The Food and Drug Administration lifted the clinical holds on the Phase 1/2 and Phase 3 trials of the betibeglogene autotemcel gene therapy for sickle cell disease (LentiGlobin) and on two Phase 3 trials of the betibeglogene autotemcel gene therapy for transfusion-dependent beta-thalassemia (beti-cel), manufacturer bluebird bio announced Monday. 

The company temporarily suspended the trials in March following a case of acute myeloid leukemia (AML) and a suspected case of myelodysplastic syndrome (MDS) among two patients who received LentiGlobin. There were no reports of hematologic malignancies among patients who received beti-cel (which is marketed as Zynteglo in the United Kingdom and European Union), but the company suspended the trials while assessing the AML case because beti-cel is manufactured using the same BB305 lentiviral vector as Lentiglobin.

Following an investigation, researchers at bluebird bio determined that it was “very unlikely” that the AML case reported in the LentiGlobin study was related to the BB305 lentiviral vector.
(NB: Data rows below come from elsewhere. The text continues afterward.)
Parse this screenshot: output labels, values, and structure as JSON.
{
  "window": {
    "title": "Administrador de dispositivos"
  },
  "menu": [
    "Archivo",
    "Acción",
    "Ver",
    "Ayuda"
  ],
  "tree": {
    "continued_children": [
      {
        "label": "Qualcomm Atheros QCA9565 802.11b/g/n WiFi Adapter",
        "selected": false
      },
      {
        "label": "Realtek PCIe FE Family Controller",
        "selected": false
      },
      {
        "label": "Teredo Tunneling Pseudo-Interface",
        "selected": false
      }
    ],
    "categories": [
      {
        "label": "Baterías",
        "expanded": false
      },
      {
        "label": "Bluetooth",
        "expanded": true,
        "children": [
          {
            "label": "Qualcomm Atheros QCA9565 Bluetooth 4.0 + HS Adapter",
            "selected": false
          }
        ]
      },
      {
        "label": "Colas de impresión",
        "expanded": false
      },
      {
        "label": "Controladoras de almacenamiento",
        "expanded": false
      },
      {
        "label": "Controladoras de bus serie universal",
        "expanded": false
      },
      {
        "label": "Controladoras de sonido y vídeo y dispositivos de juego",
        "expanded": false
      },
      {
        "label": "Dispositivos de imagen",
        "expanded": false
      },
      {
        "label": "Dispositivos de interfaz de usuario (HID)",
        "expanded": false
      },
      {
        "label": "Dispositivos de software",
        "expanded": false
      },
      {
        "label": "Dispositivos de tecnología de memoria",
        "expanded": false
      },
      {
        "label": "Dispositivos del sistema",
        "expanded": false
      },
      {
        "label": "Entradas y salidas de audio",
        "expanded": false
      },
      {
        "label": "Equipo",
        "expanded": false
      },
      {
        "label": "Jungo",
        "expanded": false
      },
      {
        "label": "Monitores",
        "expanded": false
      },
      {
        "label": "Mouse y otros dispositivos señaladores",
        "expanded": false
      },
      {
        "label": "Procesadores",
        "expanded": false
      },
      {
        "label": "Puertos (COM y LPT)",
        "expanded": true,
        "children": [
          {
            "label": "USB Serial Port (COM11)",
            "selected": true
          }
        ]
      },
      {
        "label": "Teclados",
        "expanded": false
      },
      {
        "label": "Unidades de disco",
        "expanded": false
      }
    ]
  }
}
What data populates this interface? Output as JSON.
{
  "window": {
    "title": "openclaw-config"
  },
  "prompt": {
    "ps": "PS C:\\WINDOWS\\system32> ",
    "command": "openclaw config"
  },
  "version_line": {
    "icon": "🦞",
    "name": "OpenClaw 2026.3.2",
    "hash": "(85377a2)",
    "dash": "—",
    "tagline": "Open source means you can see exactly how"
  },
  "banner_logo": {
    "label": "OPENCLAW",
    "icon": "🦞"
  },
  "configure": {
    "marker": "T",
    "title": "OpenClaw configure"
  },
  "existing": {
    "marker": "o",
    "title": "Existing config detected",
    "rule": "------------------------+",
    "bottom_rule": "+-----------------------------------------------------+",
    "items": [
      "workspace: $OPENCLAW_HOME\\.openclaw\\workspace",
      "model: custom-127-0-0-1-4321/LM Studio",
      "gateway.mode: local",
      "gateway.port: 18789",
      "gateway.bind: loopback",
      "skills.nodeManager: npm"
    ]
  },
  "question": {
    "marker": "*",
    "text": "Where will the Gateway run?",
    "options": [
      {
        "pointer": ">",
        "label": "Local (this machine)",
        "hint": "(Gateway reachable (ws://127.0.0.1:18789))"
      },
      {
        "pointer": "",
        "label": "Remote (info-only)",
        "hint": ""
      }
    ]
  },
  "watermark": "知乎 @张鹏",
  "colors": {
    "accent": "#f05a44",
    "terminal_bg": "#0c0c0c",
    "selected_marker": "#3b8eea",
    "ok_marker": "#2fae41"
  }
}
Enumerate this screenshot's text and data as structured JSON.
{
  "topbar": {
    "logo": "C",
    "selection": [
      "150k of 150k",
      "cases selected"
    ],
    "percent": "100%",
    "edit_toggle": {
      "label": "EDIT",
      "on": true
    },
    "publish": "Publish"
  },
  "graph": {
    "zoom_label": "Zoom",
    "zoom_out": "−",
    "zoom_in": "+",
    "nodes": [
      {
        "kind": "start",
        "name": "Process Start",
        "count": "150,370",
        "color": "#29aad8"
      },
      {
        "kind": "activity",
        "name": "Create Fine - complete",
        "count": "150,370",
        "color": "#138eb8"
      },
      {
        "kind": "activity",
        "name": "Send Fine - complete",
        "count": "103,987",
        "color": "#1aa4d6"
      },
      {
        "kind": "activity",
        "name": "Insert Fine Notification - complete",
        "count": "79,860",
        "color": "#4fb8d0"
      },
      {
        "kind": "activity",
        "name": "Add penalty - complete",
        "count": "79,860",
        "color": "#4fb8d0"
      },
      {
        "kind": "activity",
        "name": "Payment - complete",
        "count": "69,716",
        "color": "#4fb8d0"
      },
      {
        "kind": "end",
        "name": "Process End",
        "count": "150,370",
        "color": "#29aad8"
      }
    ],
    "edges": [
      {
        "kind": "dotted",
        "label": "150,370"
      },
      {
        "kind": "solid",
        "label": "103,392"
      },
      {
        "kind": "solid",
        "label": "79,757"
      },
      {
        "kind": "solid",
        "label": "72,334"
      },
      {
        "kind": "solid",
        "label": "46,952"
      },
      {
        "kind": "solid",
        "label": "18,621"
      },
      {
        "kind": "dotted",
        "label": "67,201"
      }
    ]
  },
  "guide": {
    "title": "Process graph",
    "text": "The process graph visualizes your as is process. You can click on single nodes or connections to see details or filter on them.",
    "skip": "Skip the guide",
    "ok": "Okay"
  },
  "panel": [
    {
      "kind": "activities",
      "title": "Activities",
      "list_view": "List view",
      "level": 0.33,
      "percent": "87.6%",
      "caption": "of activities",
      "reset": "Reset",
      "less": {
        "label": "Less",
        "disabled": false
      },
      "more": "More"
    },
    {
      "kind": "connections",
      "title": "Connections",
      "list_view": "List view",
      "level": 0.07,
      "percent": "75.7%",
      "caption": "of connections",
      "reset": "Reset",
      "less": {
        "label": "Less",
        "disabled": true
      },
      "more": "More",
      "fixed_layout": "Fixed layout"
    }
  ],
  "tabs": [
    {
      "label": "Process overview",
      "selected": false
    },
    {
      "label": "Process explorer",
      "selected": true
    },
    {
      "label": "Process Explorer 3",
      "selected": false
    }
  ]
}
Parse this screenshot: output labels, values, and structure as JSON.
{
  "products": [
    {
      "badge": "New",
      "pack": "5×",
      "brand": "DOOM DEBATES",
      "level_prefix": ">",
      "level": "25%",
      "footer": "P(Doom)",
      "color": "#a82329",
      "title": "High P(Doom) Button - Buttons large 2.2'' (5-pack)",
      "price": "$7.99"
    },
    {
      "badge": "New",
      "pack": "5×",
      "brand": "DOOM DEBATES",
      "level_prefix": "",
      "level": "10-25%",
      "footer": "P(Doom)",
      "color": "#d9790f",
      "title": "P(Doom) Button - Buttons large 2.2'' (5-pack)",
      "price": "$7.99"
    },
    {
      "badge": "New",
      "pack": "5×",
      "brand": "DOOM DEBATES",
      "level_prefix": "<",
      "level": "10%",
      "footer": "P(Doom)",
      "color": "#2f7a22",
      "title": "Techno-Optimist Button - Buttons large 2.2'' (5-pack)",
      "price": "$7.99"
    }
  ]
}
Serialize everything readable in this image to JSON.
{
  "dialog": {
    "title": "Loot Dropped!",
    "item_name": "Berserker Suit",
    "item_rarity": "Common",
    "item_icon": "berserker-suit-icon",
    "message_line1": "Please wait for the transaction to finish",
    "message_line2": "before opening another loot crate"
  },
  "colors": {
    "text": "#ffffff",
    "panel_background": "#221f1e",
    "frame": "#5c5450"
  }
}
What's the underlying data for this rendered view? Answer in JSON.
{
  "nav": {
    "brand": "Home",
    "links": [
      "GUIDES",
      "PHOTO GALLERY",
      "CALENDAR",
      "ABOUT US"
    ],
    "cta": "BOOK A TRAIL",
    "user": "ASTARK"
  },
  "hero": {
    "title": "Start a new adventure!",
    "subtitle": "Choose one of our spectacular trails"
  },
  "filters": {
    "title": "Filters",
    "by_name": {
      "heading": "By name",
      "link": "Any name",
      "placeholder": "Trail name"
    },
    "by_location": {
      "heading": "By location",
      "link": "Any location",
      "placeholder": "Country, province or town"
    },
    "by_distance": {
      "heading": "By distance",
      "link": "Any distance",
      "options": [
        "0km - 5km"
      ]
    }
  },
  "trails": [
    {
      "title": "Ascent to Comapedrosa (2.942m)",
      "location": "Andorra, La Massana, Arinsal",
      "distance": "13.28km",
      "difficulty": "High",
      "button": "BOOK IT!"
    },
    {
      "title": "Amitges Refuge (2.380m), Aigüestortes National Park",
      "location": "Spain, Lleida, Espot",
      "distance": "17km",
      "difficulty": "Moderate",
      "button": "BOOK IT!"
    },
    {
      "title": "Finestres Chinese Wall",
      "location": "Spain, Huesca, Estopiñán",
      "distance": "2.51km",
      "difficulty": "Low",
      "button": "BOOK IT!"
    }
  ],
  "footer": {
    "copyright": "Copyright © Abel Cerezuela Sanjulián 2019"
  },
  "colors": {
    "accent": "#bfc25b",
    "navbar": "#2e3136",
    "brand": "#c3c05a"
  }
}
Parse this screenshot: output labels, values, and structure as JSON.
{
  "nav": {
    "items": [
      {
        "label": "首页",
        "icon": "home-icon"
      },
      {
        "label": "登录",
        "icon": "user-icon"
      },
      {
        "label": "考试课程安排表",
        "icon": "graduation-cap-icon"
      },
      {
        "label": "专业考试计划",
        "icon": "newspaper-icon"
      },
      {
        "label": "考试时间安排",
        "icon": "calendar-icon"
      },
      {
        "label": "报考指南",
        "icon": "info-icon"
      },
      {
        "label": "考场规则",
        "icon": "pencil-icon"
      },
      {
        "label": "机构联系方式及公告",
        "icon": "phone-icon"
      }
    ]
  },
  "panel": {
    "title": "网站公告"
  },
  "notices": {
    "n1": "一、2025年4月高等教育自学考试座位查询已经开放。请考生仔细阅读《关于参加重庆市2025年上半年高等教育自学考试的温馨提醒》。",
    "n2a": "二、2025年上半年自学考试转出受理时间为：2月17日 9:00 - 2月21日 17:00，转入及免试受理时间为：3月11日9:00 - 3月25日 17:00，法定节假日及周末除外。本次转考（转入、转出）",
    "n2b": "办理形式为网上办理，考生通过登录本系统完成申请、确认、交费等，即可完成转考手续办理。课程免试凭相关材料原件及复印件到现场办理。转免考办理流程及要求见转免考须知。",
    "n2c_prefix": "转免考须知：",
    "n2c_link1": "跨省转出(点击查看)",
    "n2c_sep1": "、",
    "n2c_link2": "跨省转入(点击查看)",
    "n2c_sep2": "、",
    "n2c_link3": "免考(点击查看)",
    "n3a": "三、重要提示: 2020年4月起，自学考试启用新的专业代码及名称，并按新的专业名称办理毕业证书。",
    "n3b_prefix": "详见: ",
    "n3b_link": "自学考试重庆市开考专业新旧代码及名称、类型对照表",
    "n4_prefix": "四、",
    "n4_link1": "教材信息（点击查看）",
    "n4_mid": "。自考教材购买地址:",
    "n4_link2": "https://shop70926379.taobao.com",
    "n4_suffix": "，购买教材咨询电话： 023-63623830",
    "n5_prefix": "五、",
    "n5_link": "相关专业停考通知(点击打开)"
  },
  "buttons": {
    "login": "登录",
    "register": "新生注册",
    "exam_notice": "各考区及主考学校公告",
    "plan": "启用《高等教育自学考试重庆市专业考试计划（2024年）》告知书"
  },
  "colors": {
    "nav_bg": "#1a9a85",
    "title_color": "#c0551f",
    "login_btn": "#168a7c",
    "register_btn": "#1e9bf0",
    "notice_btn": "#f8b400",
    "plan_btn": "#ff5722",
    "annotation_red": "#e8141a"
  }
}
Additionally, the treating investigator for the patient with the suspected case of MDS revised the patient’s diagnosis to transfusion-dependent anemia. 

The company is working closely with study investigators and clinical trial sites to resume all study activities as soon as possible. Additionally, the company is conducting long-term safety and efficacy follow-up studies for people who have participated in clinical studies of Lentiglobin or beti-cel.